Monday, May 14, 2007

Chrysler's Latest Rescue

As I wrote in this post in the fall of 2005, I expected at least one of America's Big Three auto makers to have some sort of change of control by 2010. My exact wording was,

"Judging from where GM and Ford appear to be putting much of their energies these days, I’d say we’re going to be shy at least one major US-based car manufacturer before the decade is out. It may involve a merger among onshore rivals, if Congress is afraid to let so many UAW workers lose their jobs at once through a total financial failure of GM or Ford. But I'm willing to bet there will be one less automotive CEO in Detroit when 2010 dawns."

My verbiage was, I suppose, focused on the still-independent companies. My intent was to predict a change of ownership in one of the three, if not bankruptcy.

Today's sale by Daimler, to Cerberus, the private equity group, of its Chrysler unit, in my opinion, qualifies as meeting my prediction.

What puzzles me, though, is how Cerebrus plans to actually operate the weak man of Detroit at a continuing profit, amidst the general consensus about excess capacity in the sector. Sure, they own some suppliers, and maybe even have a few old auto company hands. Does that mean John Snow & Company can turn back the tide of industrial economics in the sector, and restructure and rehabilitate Chrysler's product line, financial situation, and marketing so thoroughly, successfully and quickly as to create value where nobody else could?

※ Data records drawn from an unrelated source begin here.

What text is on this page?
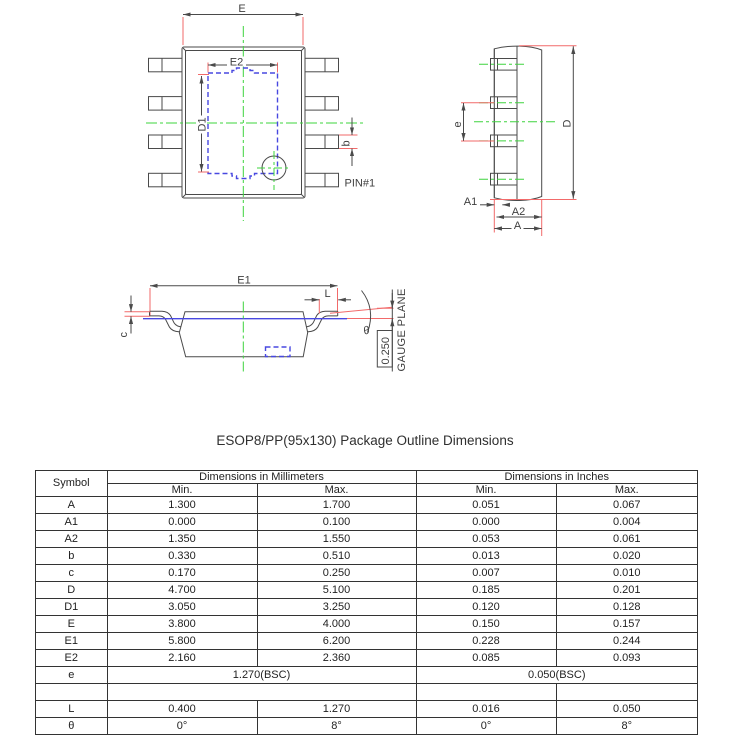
E
E2
D1
b
PIN#1
e	D
A1
A2
A
E1
L
c	θ
0.250 GAUGE PLANE
ESOP8/PP(95x130) Package Outline Dimensions
Symbol	Dimensions in Millimeters		Dimensions in Inches	
	Min.	Max.	Min.	Max.
A	1.300	1.700	0.051	0.067
A1	0.000	0.100	0.000	0.004
A2	1.350	1.550	0.053	0.061
b	0.330	0.510	0.013	0.020
c	0.170	0.250	0.007	0.010
D	4.700	5.100	0.185	0.201
D1	3.050	3.250	0.120	0.128
E	3.800	4.000	0.150	0.157
E1	5.800	6.200	0.228	0.244
E2	2.160	2.360	0.085	0.093
e	1.270(BSC)		0.050(BSC)	

L	0.400	1.270	0.016	0.050
θ	0°	8°	0°	8°
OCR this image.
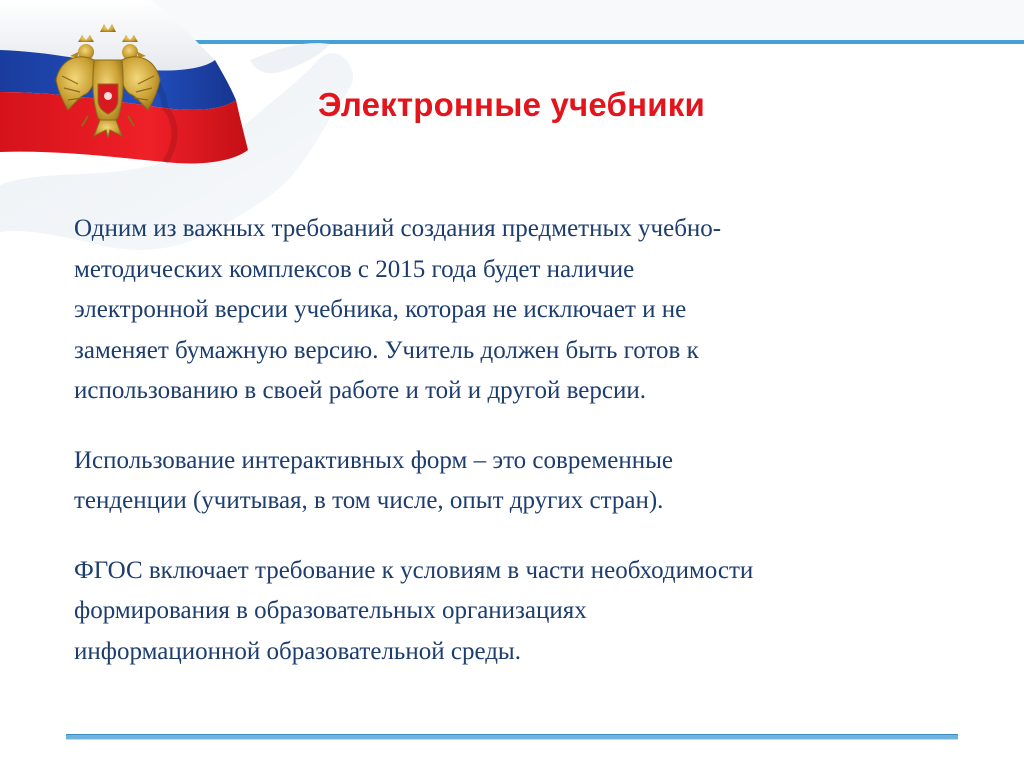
Электронные учебники

Одним из важных требований создания предметных учебно-
методических комплексов с 2015 года будет наличие
электронной версии учебника, которая не исключает и не
заменяет бумажную версию. Учитель должен быть готов к
использованию в своей работе и той и другой версии.

Использование интерактивных форм – это современные
тенденции (учитывая, в том числе, опыт других стран).

ФГОС включает требование к условиям в части необходимости
формирования в образовательных организациях
информационной образовательной среды.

We all know that the UAW can break any deal for Chrysler. Or the other two- GM and Ford- for that matter. Whether they can actually make the deal....that's another question.

I have my doubts. So many analysts, including many of today's commentators on CNBC, focus on the labor costs when they discuss these auto makers. But it was the white-collar managers who led GM, Ford and Chrysler to where they are now. I don't think the machinists and assemblers down on the factory floors can remedy those ills.

Of course, once Cerberus gets its hands on Chrysler and drags it behind the impenetrable curtain of its private balance sheet, there's no telling what will come back out, and with what profitability dynamics. I'm eager to see this one come out the other end.